42. La Bataille des vents

Cirocco était juchée sur une avancée rocheuse dominant la Porte des Vents, la formation la plus occidentale de cette sorte de mesa qui faisait tellement ressembler le câble, connu sous le nom d’Escalier de Cirocco, à une main crochée dans le sol de l’est d’Hypérion. En dessous d’elle, les brins en forme de doigt lançaient au-dessus du sol leurs phalanges noueuses polies par les millions d’années d’un vent incessant. Entre chaque brin, à l’emplacement correspondant à l’espacement de deux doigts, l’air s’engouffrait par une faille elliptique béante et, par un réseau de conduits interstitiels, montait à l’intérieur du câble pour se déverser dans le moyeu lointain avant de redescendre par les rayons, selon ce grand cycle de remplissage qui était l’essence même de la vie de Gaïa. Le sol était nu et pourtant la vie, plus vaste, qui s’étendait au-dessous, alentour, le pénétrait jusqu’en ses plus infimes molécules, cette vie faisait vibrer les os de Cirocco.

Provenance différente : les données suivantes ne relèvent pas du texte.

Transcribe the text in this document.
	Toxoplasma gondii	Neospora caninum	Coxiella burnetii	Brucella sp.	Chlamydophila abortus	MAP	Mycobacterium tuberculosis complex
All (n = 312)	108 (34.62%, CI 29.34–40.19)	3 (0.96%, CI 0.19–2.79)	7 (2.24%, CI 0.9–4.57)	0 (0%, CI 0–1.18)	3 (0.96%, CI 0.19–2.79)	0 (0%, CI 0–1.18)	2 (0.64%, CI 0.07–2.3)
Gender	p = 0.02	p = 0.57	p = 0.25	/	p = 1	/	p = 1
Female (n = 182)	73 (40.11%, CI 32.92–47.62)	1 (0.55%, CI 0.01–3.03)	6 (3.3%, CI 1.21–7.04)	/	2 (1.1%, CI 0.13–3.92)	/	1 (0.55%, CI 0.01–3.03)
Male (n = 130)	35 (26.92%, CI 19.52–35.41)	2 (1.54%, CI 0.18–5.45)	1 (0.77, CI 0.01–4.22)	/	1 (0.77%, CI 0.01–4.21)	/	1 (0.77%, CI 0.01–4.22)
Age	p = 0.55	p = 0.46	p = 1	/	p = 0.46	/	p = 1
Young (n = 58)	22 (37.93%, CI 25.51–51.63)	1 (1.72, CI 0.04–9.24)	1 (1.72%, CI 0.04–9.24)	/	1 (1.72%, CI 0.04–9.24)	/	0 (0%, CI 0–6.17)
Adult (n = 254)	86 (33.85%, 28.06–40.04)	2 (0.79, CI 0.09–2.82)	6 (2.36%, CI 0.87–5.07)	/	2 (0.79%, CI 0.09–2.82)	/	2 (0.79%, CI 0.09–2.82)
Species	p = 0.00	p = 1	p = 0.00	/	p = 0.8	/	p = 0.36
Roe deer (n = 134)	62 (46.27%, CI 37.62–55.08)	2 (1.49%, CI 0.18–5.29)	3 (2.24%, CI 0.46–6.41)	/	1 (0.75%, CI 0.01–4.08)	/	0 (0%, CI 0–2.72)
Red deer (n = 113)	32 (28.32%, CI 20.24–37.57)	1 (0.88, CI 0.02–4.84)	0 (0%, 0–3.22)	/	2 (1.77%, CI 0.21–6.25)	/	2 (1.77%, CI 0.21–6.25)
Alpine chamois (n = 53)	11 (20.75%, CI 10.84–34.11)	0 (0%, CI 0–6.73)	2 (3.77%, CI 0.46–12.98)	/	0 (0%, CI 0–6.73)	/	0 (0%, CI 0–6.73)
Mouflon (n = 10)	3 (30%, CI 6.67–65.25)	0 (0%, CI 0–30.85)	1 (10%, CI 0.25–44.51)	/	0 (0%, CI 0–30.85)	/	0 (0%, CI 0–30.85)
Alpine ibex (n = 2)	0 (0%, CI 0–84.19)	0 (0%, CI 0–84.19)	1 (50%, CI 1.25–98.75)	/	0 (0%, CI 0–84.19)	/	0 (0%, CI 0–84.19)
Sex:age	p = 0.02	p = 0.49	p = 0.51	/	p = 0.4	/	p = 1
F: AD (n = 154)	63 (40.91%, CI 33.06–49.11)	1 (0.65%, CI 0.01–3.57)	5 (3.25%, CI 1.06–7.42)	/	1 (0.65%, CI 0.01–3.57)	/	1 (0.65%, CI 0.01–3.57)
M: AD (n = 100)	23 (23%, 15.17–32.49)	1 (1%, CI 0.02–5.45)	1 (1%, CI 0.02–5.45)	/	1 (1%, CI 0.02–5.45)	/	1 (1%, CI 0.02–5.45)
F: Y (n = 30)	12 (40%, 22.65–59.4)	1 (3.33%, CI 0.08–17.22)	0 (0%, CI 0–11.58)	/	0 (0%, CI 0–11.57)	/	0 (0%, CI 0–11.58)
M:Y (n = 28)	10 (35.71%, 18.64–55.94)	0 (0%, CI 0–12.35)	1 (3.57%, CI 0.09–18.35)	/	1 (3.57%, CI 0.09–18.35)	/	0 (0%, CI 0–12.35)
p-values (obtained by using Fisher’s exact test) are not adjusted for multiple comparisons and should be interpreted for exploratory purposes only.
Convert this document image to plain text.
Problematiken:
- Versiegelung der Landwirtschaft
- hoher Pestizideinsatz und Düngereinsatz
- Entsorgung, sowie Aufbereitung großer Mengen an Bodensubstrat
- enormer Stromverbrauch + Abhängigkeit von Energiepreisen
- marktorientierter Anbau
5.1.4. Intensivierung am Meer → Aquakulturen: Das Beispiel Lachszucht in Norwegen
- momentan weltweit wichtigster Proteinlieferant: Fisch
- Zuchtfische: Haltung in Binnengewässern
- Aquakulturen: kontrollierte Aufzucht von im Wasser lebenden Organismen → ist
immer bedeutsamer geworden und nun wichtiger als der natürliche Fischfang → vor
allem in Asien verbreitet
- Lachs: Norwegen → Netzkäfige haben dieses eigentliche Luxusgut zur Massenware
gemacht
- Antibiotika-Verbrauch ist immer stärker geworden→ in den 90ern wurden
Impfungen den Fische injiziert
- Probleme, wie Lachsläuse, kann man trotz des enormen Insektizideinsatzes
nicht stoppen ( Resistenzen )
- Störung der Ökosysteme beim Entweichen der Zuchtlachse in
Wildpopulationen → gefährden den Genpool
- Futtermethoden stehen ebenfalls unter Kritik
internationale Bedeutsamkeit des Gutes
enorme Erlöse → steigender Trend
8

Gaïa était si diablement grosse et il était si facile de désespérer.

Peut-être que dans toute sa longue histoire, elle avait été la seule à avoir osé la défier : Cirocco, la grande Sorcière, avait fait semblant, elle avait fait comme si elle pouvait réellement lui parler en égale, mais elle seule savait à quel point tout cela avait été vain ; elle seule pouvait établir la liste répugnante de ses propres crimes.

Au début, Gaïa devait taper sur le sol assez près de la Sorcière pour parvenir à la mettre au pas. Avec le temps, elle n’avait même plus eu à lever le pied : Cirocco se tortillait comme un ver et la moindre pression était tout de suite comprise.